Benga, Skream and Artwork take to the stage and they really are just three dudes behind laptops; oho, are they playing Minesweeper, and oho, three macbooks is not three cellos. But it’s also resolutely not like that, as pin spot lasers in green and white halo out from behind them like marvellous, interplanetary rays. MC Sgt. Pokes tells us all to put our lighters up which is a good idea, this is France, and bliddy everyone smokes. I notice; a man making arcane hand signals above his lead like semaphore (this being a hangar, I decide this is Appropriate Raving); the obligatory crusty girl wearing everything baggy, swaying regardless of the tempo, hands splayed out by her sides; and finally, Oliver Jones – who I reckon is the most larks one out of Magnetic Man. Mainly because he DJs one-handed, waving with one arm while the other twiddles and mainly because he breaks off from whatever it is he is doing to offer what looks like brandy to the front row. The bass is maddening, I have already told someone off today for moaning about MM having made a pop album (it is not a flipping crime), and then they do ‘I Need Air’ and I am tall enough to put my hand in the lasers, so can we go home now, that is enough for me.

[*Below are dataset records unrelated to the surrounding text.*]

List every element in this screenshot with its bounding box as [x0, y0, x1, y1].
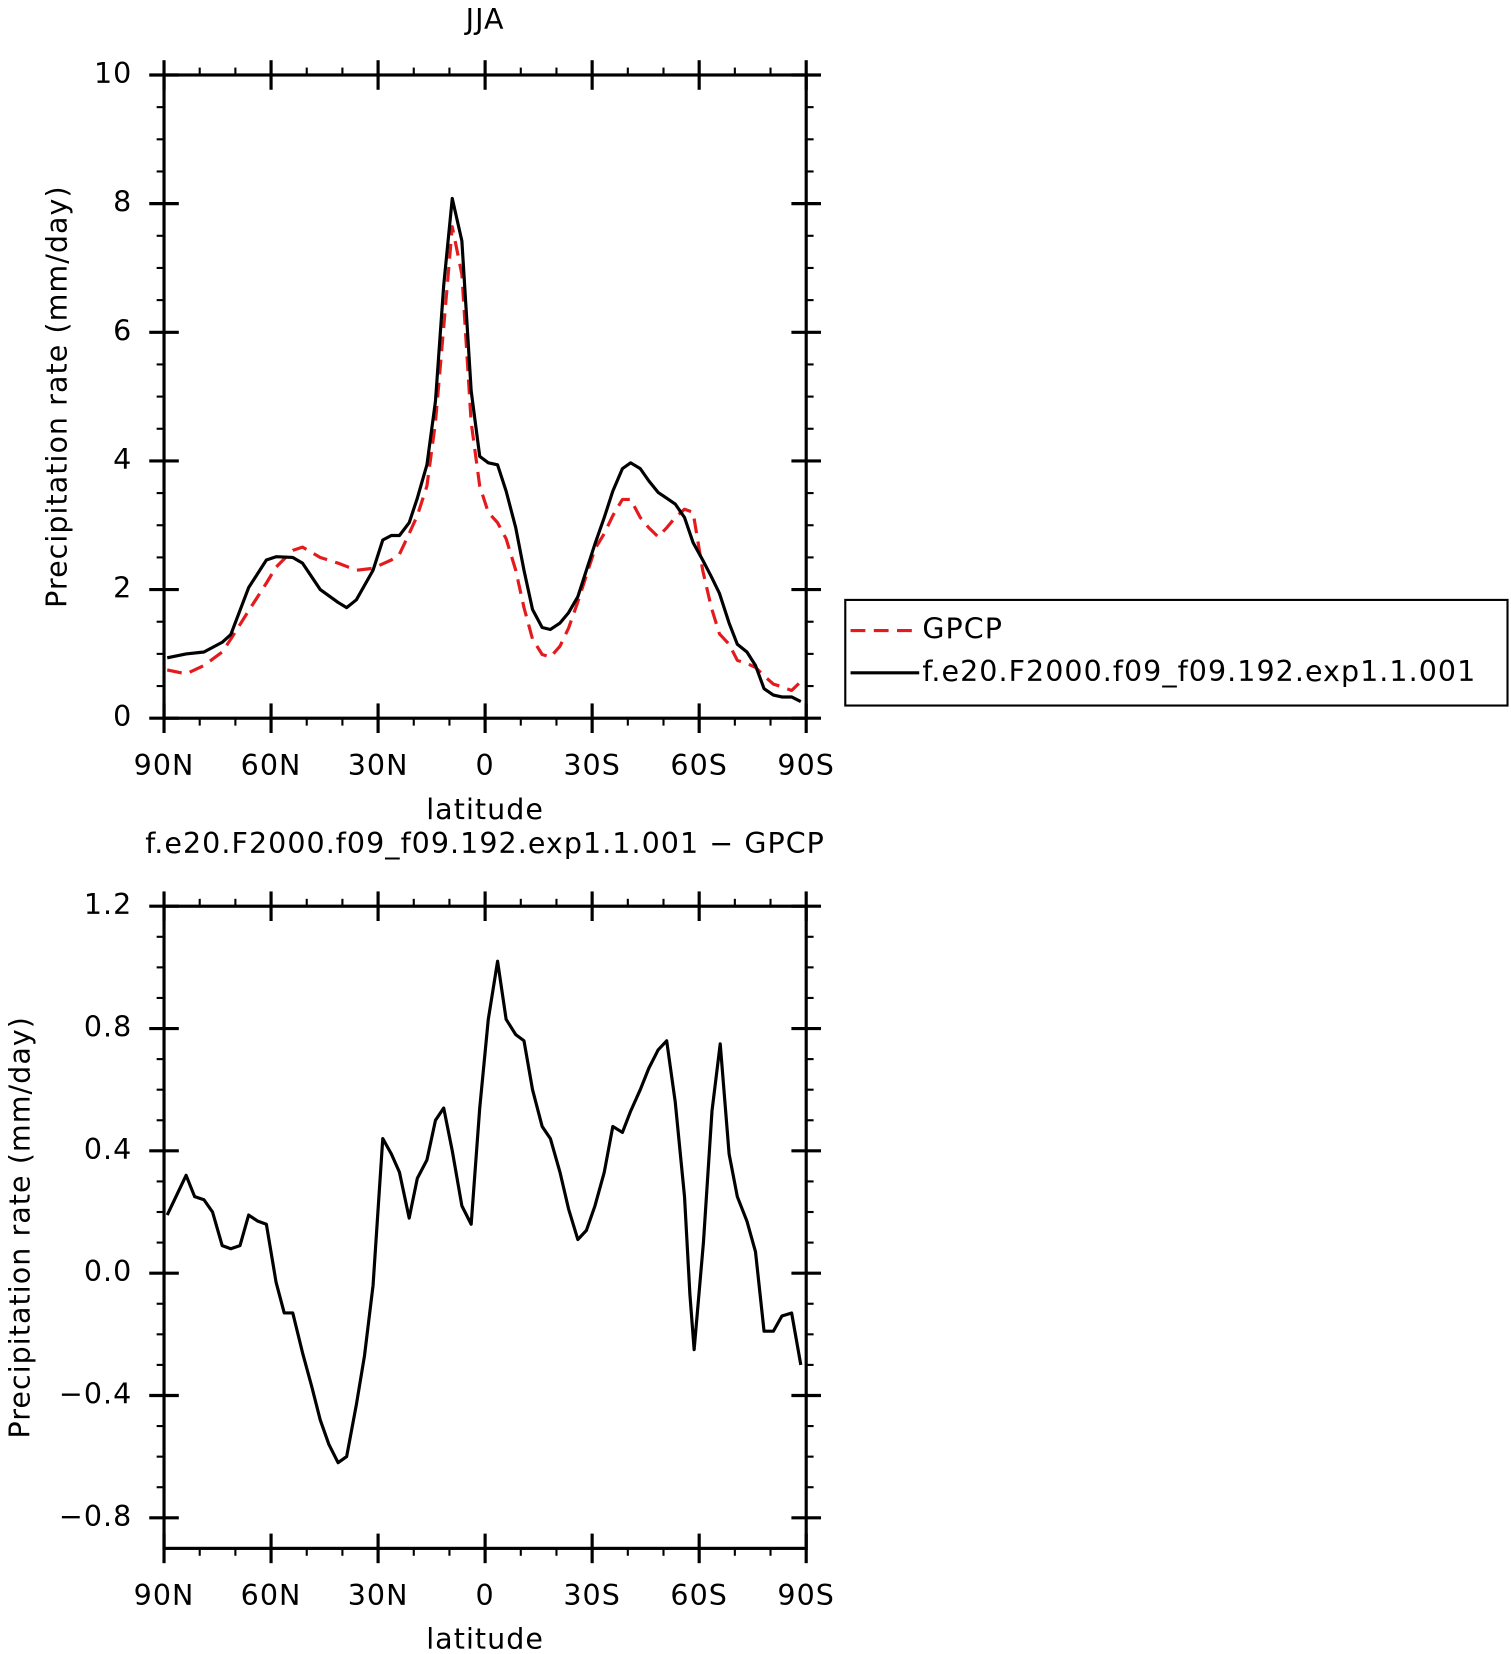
- x-tick-label: 0: [476, 1579, 495, 1612]
- x-tick-label: 30N: [348, 1579, 409, 1612]
- y-tick-label: 0: [113, 700, 132, 733]
- x-tick-label: 0: [476, 749, 495, 782]
- plot-frame: [162, 73, 808, 720]
- x-tick-label: 60N: [241, 749, 302, 782]
- x-axis-label: latitude: [426, 793, 544, 826]
- x-tick-label: 30S: [563, 1579, 621, 1612]
- x-tick-label: 90N: [134, 1579, 195, 1612]
- y-axis-label: Precipitation rate (mm/day): [3, 1016, 36, 1438]
- y-tick-label: 2: [113, 572, 132, 605]
- x-tick-label: 30N: [348, 749, 409, 782]
- data-line: [165, 959, 803, 1465]
- y-tick-label: 10: [94, 57, 132, 90]
- y-tick-label: −0.4: [59, 1377, 132, 1410]
- legend-box: [844, 598, 1509, 707]
- legend-label: GPCP: [922, 613, 1003, 646]
- x-tick-label: 90S: [777, 749, 835, 782]
- y-tick-label: −0.8: [59, 1500, 132, 1533]
- data-line: [166, 196, 802, 703]
- x-tick-label: 60S: [670, 1579, 728, 1612]
- y-tick-label: 0.8: [84, 1011, 132, 1044]
- x-tick-label: 60N: [241, 1579, 302, 1612]
- y-tick-label: 8: [113, 186, 132, 219]
- data-line: [166, 225, 802, 693]
- x-tick-label: 90S: [777, 1579, 835, 1612]
- legend-label: f.e20.F2000.f09_f09.192.exp1.1.001: [922, 655, 1476, 688]
- chart-title: JJA: [464, 3, 505, 36]
- plot-frame: [162, 904, 808, 1550]
- y-tick-label: 6: [113, 314, 132, 347]
- y-tick-label: 0.4: [84, 1133, 132, 1166]
- chart-title: f.e20.F2000.f09_f09.192.exp1.1.001 − GPC…: [145, 827, 825, 860]
- x-axis-label: latitude: [426, 1622, 544, 1654]
- x-tick-label: 90N: [134, 749, 195, 782]
- y-tick-label: 0.0: [84, 1255, 132, 1288]
- y-axis-label: Precipitation rate (mm/day): [40, 185, 73, 607]
- x-tick-label: 30S: [563, 749, 621, 782]
- y-tick-label: 4: [113, 443, 132, 476]
- x-tick-label: 60S: [670, 749, 728, 782]
- y-tick-label: 1.2: [84, 888, 132, 921]
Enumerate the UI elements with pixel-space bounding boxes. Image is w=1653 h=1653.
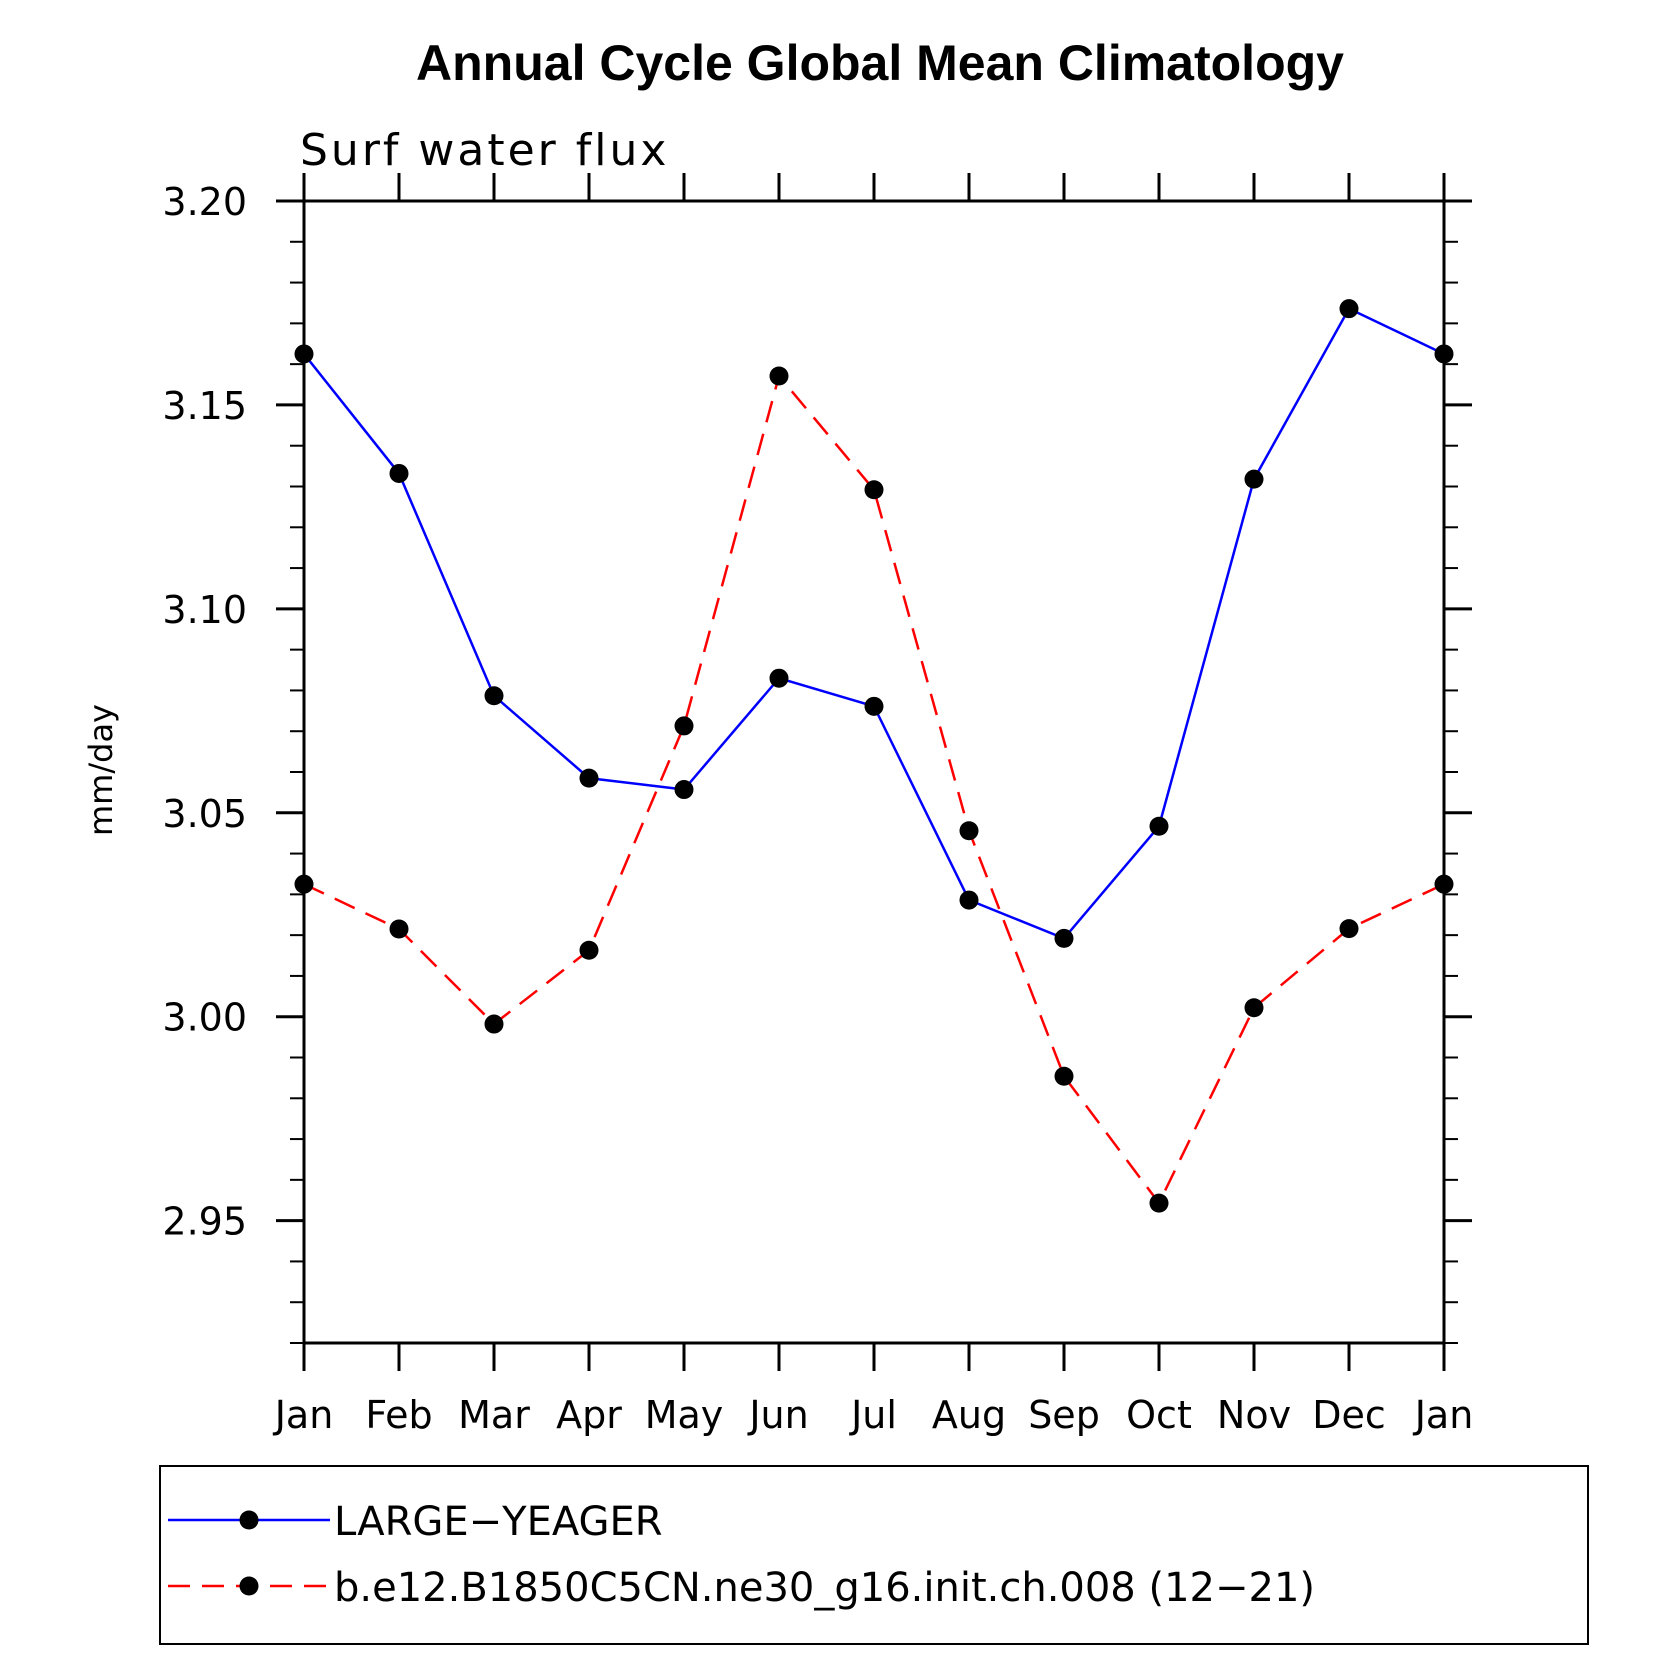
data-point [864,696,884,716]
data-point [1434,874,1454,894]
data-point [769,366,789,386]
data-point [389,463,409,483]
data-point [1054,1066,1074,1086]
legend-box [159,1465,1589,1645]
data-point [674,780,694,800]
y-tick-label: 2.95 [162,1200,247,1244]
series-layer [294,299,1454,1213]
x-tick-label: May [645,1393,724,1437]
data-point [1339,299,1359,319]
plot-frame [302,199,1446,1345]
x-tick-label: Feb [365,1393,432,1437]
y-tick-label: 3.05 [162,792,247,836]
y-tick-label: 3.10 [162,588,247,632]
legend: LARGE−YEAGER b.e12.B1850C5CN.ne30_g16.ini… [168,1499,1315,1611]
data-point [959,890,979,910]
x-tick-label: Apr [556,1393,622,1437]
data-point [579,940,599,960]
x-tick-label: Jul [849,1393,897,1437]
y-tick-label: 3.20 [162,180,247,224]
data-point [1434,344,1454,364]
data-point [294,874,314,894]
data-point [389,919,409,939]
data-point [1149,1193,1169,1213]
data-point [1339,919,1359,939]
x-tick-label: Jan [273,1393,334,1437]
x-tick-label: Jan [1413,1393,1474,1437]
x-tick-label: Sep [1028,1393,1100,1437]
data-point [769,668,789,688]
chart-title: Annual Cycle Global Mean Climatology [416,35,1344,91]
y-axis-label: mm/day [82,704,120,836]
x-tick-label: Aug [932,1393,1006,1437]
x-tick-label: Dec [1312,1393,1386,1437]
legend-marker [239,1576,259,1596]
x-tick-label: Oct [1126,1393,1192,1437]
data-point [484,686,504,706]
series-line [303,307,1445,940]
chart-subtitle: Surf water flux [300,125,669,176]
y-tick-label: 3.00 [162,996,247,1040]
data-point [1149,816,1169,836]
legend-label: b.e12.B1850C5CN.ne30_g16.init.ch.008 (12… [334,1565,1315,1611]
data-point [674,716,694,736]
data-point [1244,469,1264,489]
data-point [579,768,599,788]
x-tick-label: Mar [458,1393,530,1437]
data-point [959,821,979,841]
legend-marker [239,1510,259,1530]
x-tick-label: Nov [1217,1393,1291,1437]
data-point [864,480,884,500]
y-tick-label: 3.15 [162,384,247,428]
data-point [294,344,314,364]
data-point [1244,998,1264,1018]
legend-label: LARGE−YEAGER [334,1499,663,1545]
axes: Jan Feb Mar Apr May Jun Jul Aug Sep Oct Nov Dec Jan 2… [162,173,1473,1437]
x-tick-label: Jun [747,1393,808,1437]
data-point [484,1014,504,1034]
series-line [303,373,1445,1206]
data-point [1054,928,1074,948]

But we don’t. Instead we go and see Toxic Avenger. Who have ponderous, chiming keys and wavering guitar lines and who have a drummer who has the same moves as Him out of McFly, despite being dressed like a proper indie. And though they sound like a supervillain they are in fact a band. But a band so French they perform in front of letters made of neon. Red neon. That spell out the word ANGST. And they are also apparently hip-hop, which makes for a heady mix I am still thinking about while we queue for the bus, fluffy white coat back on. And then a man is rubbing his face on the fur which is sort of hilarious until we see his forehead has blood on it. I feel like a walking advertisement for Peta, and it is quite enough for one day.